Story at a glance:
- General Mark Milley says he is open to the idea of independent investigations looking into sexual assaults.
- Miley’s junior enlisted force changed his opinion on investigations.
- Out of 20,000 alleged victims, one-third was willing to file a report.
As more sexual assault cases within the military persist, the top U.S. general, General Mark Milley, says he is dropping his opposition to a proposal for independent review in handling cases.
The Military Times reported that Milley is willing to consider a proposal to have outside investigators make decisions in dealing with alleged sexual assault, sexual harassment and, potentially, certain hate crimes.
“We’ve been at it for years, and we haven’t effectively moved the needle,” Milley said. “We have to. We must.”

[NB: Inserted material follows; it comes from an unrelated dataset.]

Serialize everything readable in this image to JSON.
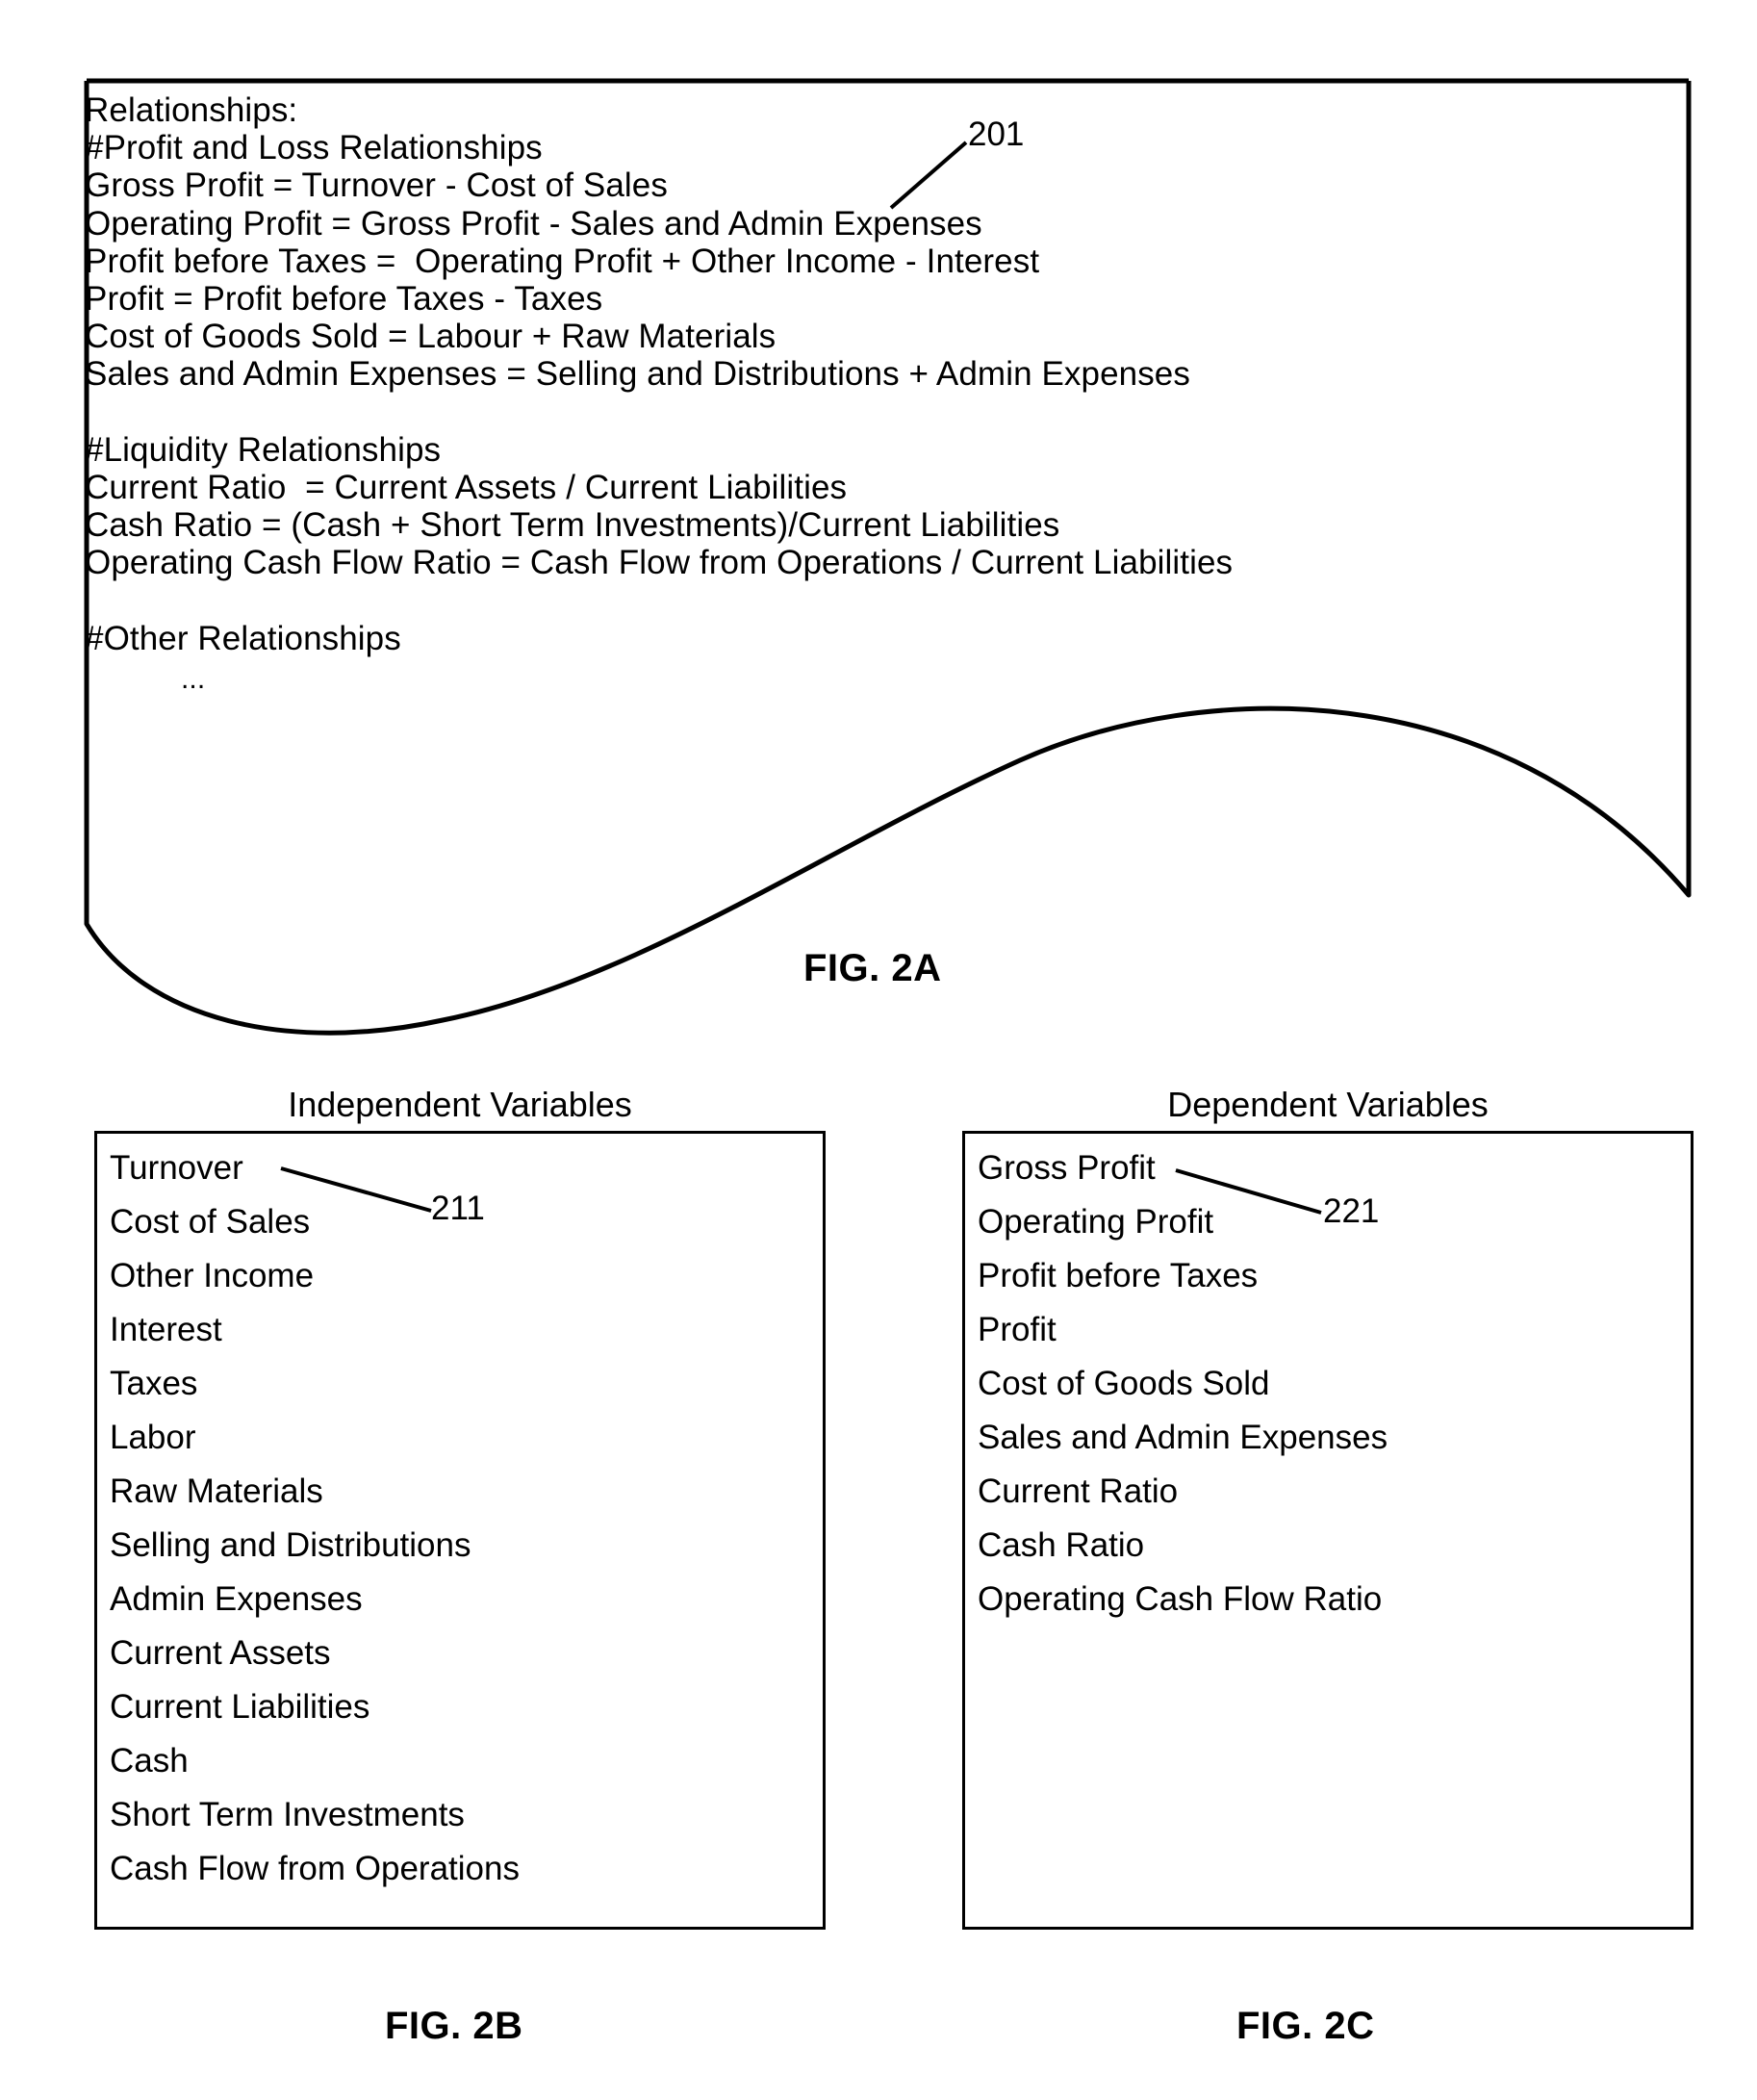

The push for an independent judge to advocate for survivors was discussed last month, with some panelists suggesting that there should be a Chief Special Victim Prosecutor for crimes led by civilians. The Pentagon has historically resisted that idea.

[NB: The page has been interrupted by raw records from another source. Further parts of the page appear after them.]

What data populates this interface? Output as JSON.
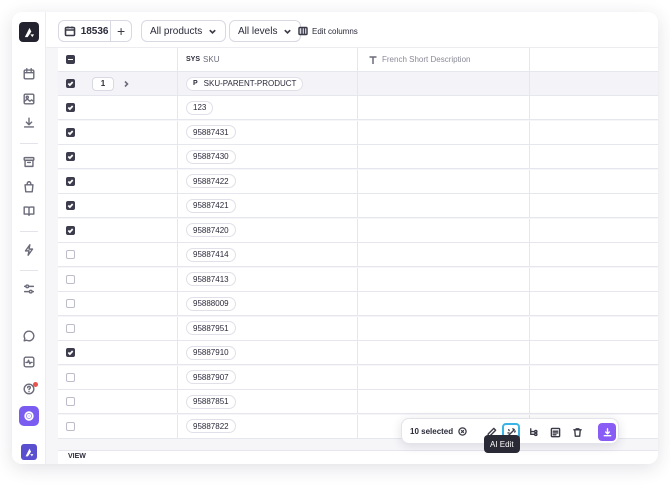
{
  "toolbar": {
    "product_count": "18536",
    "plus_label": "+",
    "products_filter": "All products",
    "levels_filter": "All levels",
    "edit_columns": "Edit columns"
  },
  "columns": {
    "sku_prefix": "SYS",
    "sku_label": "SKU",
    "french_desc": "French Short Description"
  },
  "parent_row": {
    "level": "1",
    "badge": "P",
    "sku": "SKU-PARENT-PRODUCT",
    "checked": true
  },
  "rows": [
    {
      "sku": "123",
      "checked": true
    },
    {
      "sku": "95887431",
      "checked": true
    },
    {
      "sku": "95887430",
      "checked": true
    },
    {
      "sku": "95887422",
      "checked": true
    },
    {
      "sku": "95887421",
      "checked": true
    },
    {
      "sku": "95887420",
      "checked": true
    },
    {
      "sku": "95887414",
      "checked": false
    },
    {
      "sku": "95887413",
      "checked": false
    },
    {
      "sku": "95888009",
      "checked": false
    },
    {
      "sku": "95887951",
      "checked": false
    },
    {
      "sku": "95887910",
      "checked": true
    },
    {
      "sku": "95887907",
      "checked": false
    },
    {
      "sku": "95887851",
      "checked": false
    },
    {
      "sku": "95887822",
      "checked": false
    }
  ],
  "bottom": {
    "view_label": "VIEW"
  },
  "action_bar": {
    "selected_text": "10 selected",
    "tooltip": "AI Edit"
  },
  "icons": {
    "sidebar": [
      "calendar-icon",
      "image-icon",
      "download-icon",
      "archive-icon",
      "bag-icon",
      "book-icon",
      "bolt-icon",
      "sliders-icon",
      "chat-icon",
      "activity-icon",
      "help-icon",
      "settings-icon"
    ],
    "actions": [
      "pencil-icon",
      "ai-edit-icon",
      "hierarchy-icon",
      "list-icon",
      "trash-icon",
      "download-icon"
    ]
  },
  "colors": {
    "accent": "#7b5cf0",
    "focus_ring": "#3ab4e6",
    "checkbox_on": "#3c3c4c"
  }
}
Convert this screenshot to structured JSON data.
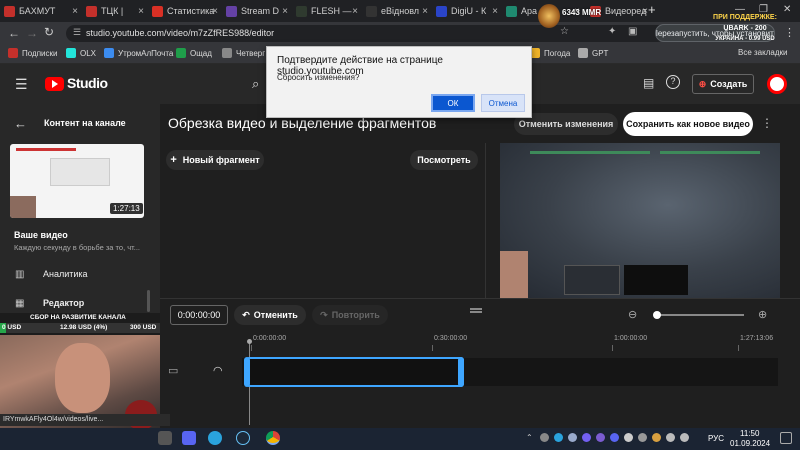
{
  "browser": {
    "tabs": [
      {
        "label": "БАХМУТ",
        "color": "#c4302b"
      },
      {
        "label": "ТЦК |",
        "color": "#c4302b"
      },
      {
        "label": "Статистика",
        "color": "#d93025"
      },
      {
        "label": "Stream D",
        "color": "#6441a5"
      },
      {
        "label": "FLESH —",
        "color": "#2f3a2f"
      },
      {
        "label": "eВідновл",
        "color": "#333333"
      },
      {
        "label": "DigiU - К",
        "color": "#2a44c8"
      },
      {
        "label": "Apa",
        "color": "#1f8a70"
      },
      {
        "label": "Видеоред",
        "color": "#c4302b"
      }
    ],
    "url": "studio.youtube.com/video/m7zZfRES988/editor",
    "restart_button": "Перезапустить, чтобы установить",
    "bookmarks": [
      "Подписки",
      "OLX",
      "УтромАлПочта",
      "Ощад",
      "Четверг"
    ],
    "bookmarks_right": [
      "Погода",
      "GPT"
    ],
    "all_bookmarks": "Все закладки"
  },
  "studio": {
    "logo": "Studio",
    "search_icon": "search-icon",
    "create_label": "Создать",
    "sidebar": {
      "back_label": "Контент на канале",
      "video_duration": "1:27:13",
      "video_title": "Ваше видео",
      "video_sub": "Каждую секунду в борьбе за то, чт...",
      "items": [
        {
          "label": "Аналитика",
          "icon": "bar-chart-icon"
        },
        {
          "label": "Редактор",
          "icon": "film-icon"
        }
      ]
    },
    "editor": {
      "title": "Обрезка видео и выделение фрагментов",
      "cancel_changes": "Отменить изменения",
      "save_new": "Сохранить как новое видео",
      "new_fragment": "Новый фрагмент",
      "preview": "Посмотреть"
    },
    "timeline": {
      "current_time": "0:00:00:00",
      "undo": "Отменить",
      "redo": "Повторить",
      "ticks": [
        "0:00:00:00",
        "0:30:00:00",
        "1:00:00:00",
        "1:27:13:06"
      ]
    }
  },
  "dialog": {
    "title": "Подтвердите действие на странице studio.youtube.com",
    "message": "Сбросить изменения?",
    "ok": "ОК",
    "cancel": "Отмена"
  },
  "overlay": {
    "counter": "6343 MMR",
    "support_title": "ПРИ ПОДДЕРЖКЕ:",
    "support_line1": "UBARK - 200",
    "support_line2": "УКРАИНА - 0.99 USD",
    "donation_title": "СБОР НА РАЗВИТИЕ КАНАЛА",
    "donation_min": "0 USD",
    "donation_current": "12.98 USD (4%)",
    "donation_max": "300 USD",
    "donation_progress": 0.04,
    "link_text": "IRYmwkAFly4Ol4w/videos/live..."
  },
  "taskbar": {
    "lang": "РУС",
    "time": "11:50",
    "date": "01.09.2024"
  }
}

“I was adamantly opposed to that for years,” Milley said, “but I haven’t seen the needle move” — referring to a failure to reduce the number of reported sexual assaults.

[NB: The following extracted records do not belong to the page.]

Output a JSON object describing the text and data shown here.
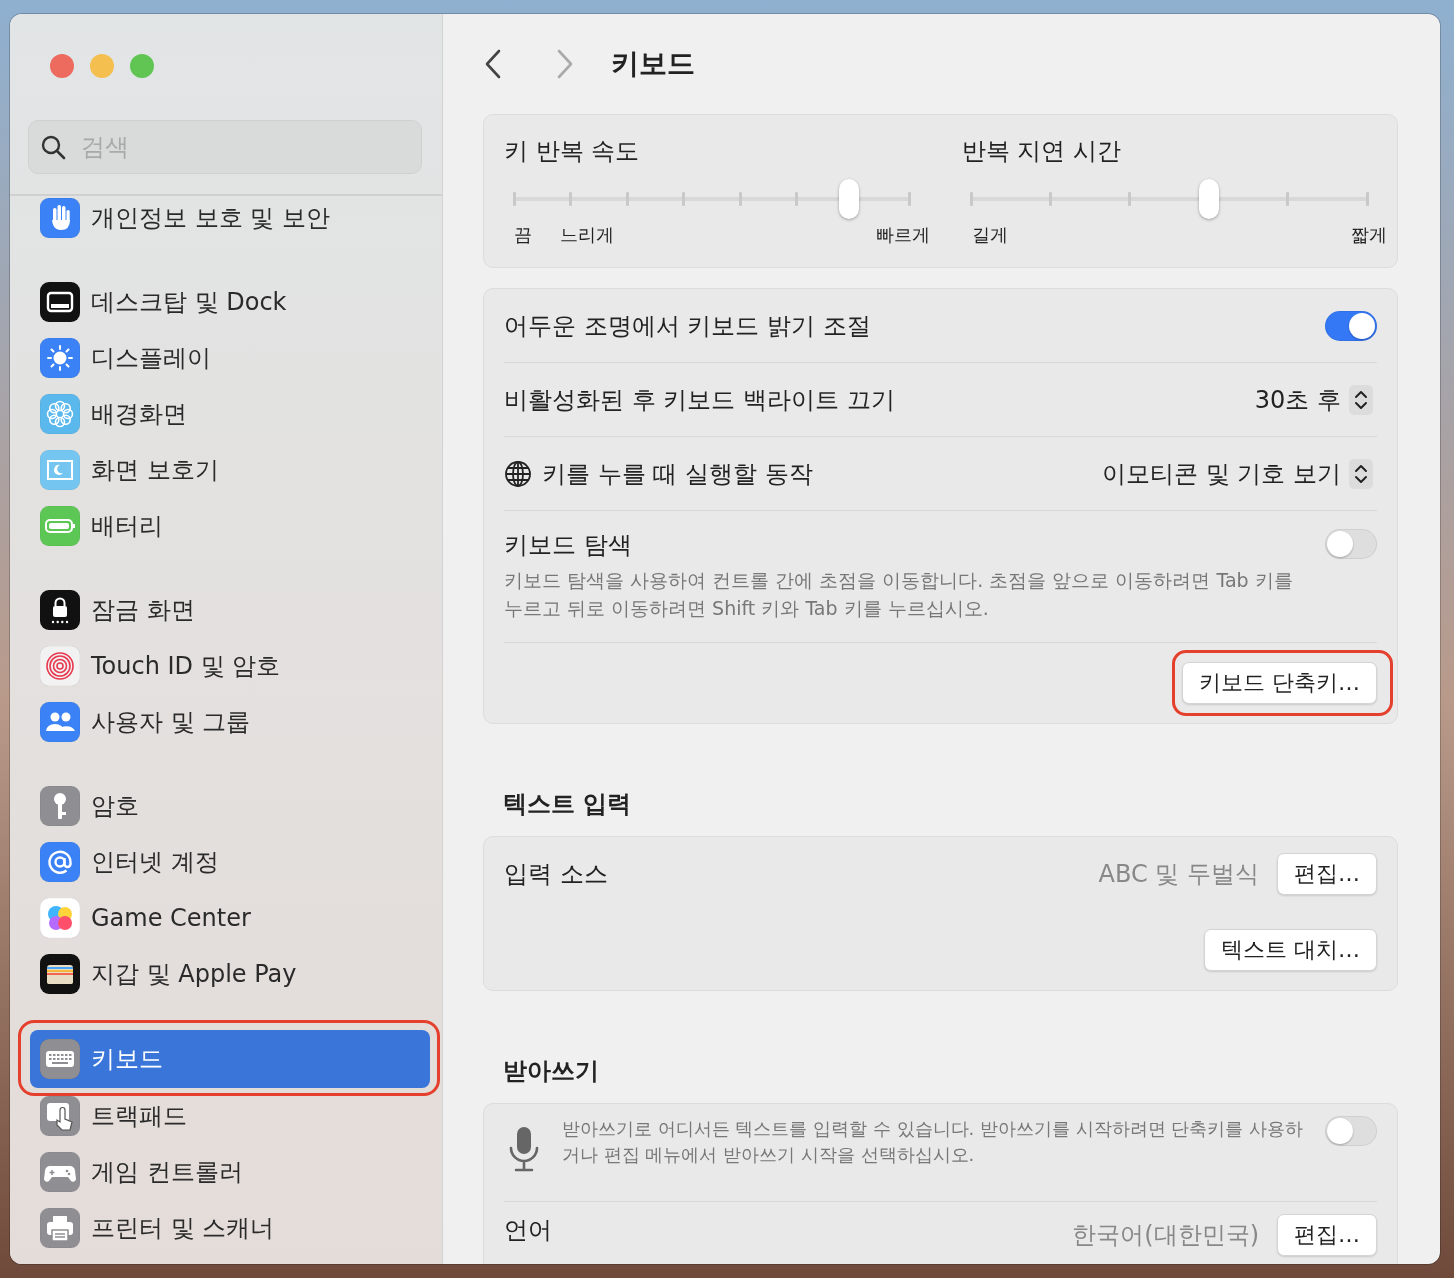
{
  "sidebar": {
    "search": {
      "placeholder": "검색"
    },
    "groups": [
      {
        "items": [
          {
            "label": "개인정보 보호 및 보안",
            "color": "#3b82f6",
            "selected": false,
            "highlighted": false
          }
        ]
      },
      {
        "items": [
          {
            "label": "데스크탑 및 Dock",
            "color": "#111111",
            "selected": false,
            "highlighted": false
          },
          {
            "label": "디스플레이",
            "color": "#3b82f6",
            "selected": false,
            "highlighted": false
          },
          {
            "label": "배경화면",
            "color": "#5ab8ec",
            "selected": false,
            "highlighted": false
          },
          {
            "label": "화면 보호기",
            "color": "#74c6f0",
            "selected": false,
            "highlighted": false
          },
          {
            "label": "배터리",
            "color": "#5cc755",
            "selected": false,
            "highlighted": false
          }
        ]
      },
      {
        "items": [
          {
            "label": "잠금 화면",
            "color": "#111111",
            "selected": false,
            "highlighted": false
          },
          {
            "label": "Touch ID 및 암호",
            "color": "#f2f2f2",
            "selected": false,
            "highlighted": false
          },
          {
            "label": "사용자 및 그룹",
            "color": "#3b82f6",
            "selected": false,
            "highlighted": false
          }
        ]
      },
      {
        "items": [
          {
            "label": "암호",
            "color": "#8e8e93",
            "selected": false,
            "highlighted": false
          },
          {
            "label": "인터넷 계정",
            "color": "#3b82f6",
            "selected": false,
            "highlighted": false
          },
          {
            "label": "Game Center",
            "color": "#ffffff",
            "selected": false,
            "highlighted": false
          },
          {
            "label": "지갑 및 Apple Pay",
            "color": "#111111",
            "selected": false,
            "highlighted": false
          }
        ]
      },
      {
        "items": [
          {
            "label": "키보드",
            "color": "#8e8e93",
            "selected": true,
            "highlighted": true
          },
          {
            "label": "트랙패드",
            "color": "#8e8e93",
            "selected": false,
            "highlighted": false
          },
          {
            "label": "게임 컨트롤러",
            "color": "#8e8e93",
            "selected": false,
            "highlighted": false
          },
          {
            "label": "프린터 및 스캐너",
            "color": "#8e8e93",
            "selected": false,
            "highlighted": false
          }
        ]
      }
    ]
  },
  "header": {
    "title": "키보드"
  },
  "sliders": [
    {
      "kind": "speed",
      "title": "키 반복 속도",
      "level": 0.846,
      "labels": [
        "끔",
        "느리게",
        "빠르게"
      ]
    },
    {
      "kind": "delay",
      "title": "반복 지연 시간",
      "level": 0.6,
      "labels": [
        "길게",
        "짧게"
      ]
    }
  ],
  "keyboard_settings": {
    "rows": [
      {
        "kind": "toggle",
        "label": "어두운 조명에서 키보드 밝기 조절",
        "on": true
      },
      {
        "kind": "popup",
        "label": "비활성화된 후 키보드 백라이트 끄기",
        "value": "30초 후"
      },
      {
        "kind": "globe-popup",
        "label": "키를 누를 때 실행할 동작",
        "value": "이모티콘 및 기호 보기"
      },
      {
        "kind": "toggle",
        "label": "키보드 탐색",
        "description": "키보드 탐색을 사용하여 컨트롤 간에 초점을 이동합니다. 초점을 앞으로 이동하려면 Tab 키를 누르고 뒤로 이동하려면 Shift 키와 Tab 키를 누르십시오.",
        "on": false
      },
      {
        "kind": "button",
        "label": "키보드 단축키…",
        "highlighted": true
      }
    ]
  },
  "sections": [
    {
      "title": "텍스트 입력",
      "rows": [
        {
          "kind": "value-button",
          "label": "입력 소스",
          "value": "ABC 및 두벌식",
          "button": "편집…"
        },
        {
          "kind": "button",
          "label": "텍스트 대치…",
          "highlighted": false
        }
      ]
    },
    {
      "title": "받아쓰기",
      "rows": [
        {
          "kind": "mic-toggle",
          "description": "받아쓰기로 어디서든 텍스트를 입력할 수 있습니다. 받아쓰기를 시작하려면 단축키를 사용하거나 편집 메뉴에서 받아쓰기 시작을 선택하십시오.",
          "on": false
        },
        {
          "kind": "value-button",
          "label": "언어",
          "value": "한국어(대한민국)",
          "button": "편집…"
        }
      ]
    }
  ]
}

The motivation behind Milley's change of heart was the indication that his junior enlisted force was cynical about how fair the evaluation process was, and thus, finding it difficult to carry out orders confidently.
“That’s really bad for our military if that’s true, and survey and the evidence indicate it is true,” he said. “That’s a really bad situation if the enlisted force — the junior enlisted force — lacks confidence in their chain of command to be able to effectively deal with the issue of sexual assault.”
Military officials have long struggled to find prevention, treatment and prosecution efforts. Critics have accused commanding officers of being reluctant to press charges against their troops.
The Defense Department conducted anonymous surveys in 2018, and more than 20,000 service members have said they were sexually assaulted, but only a third filled out a formal complaint.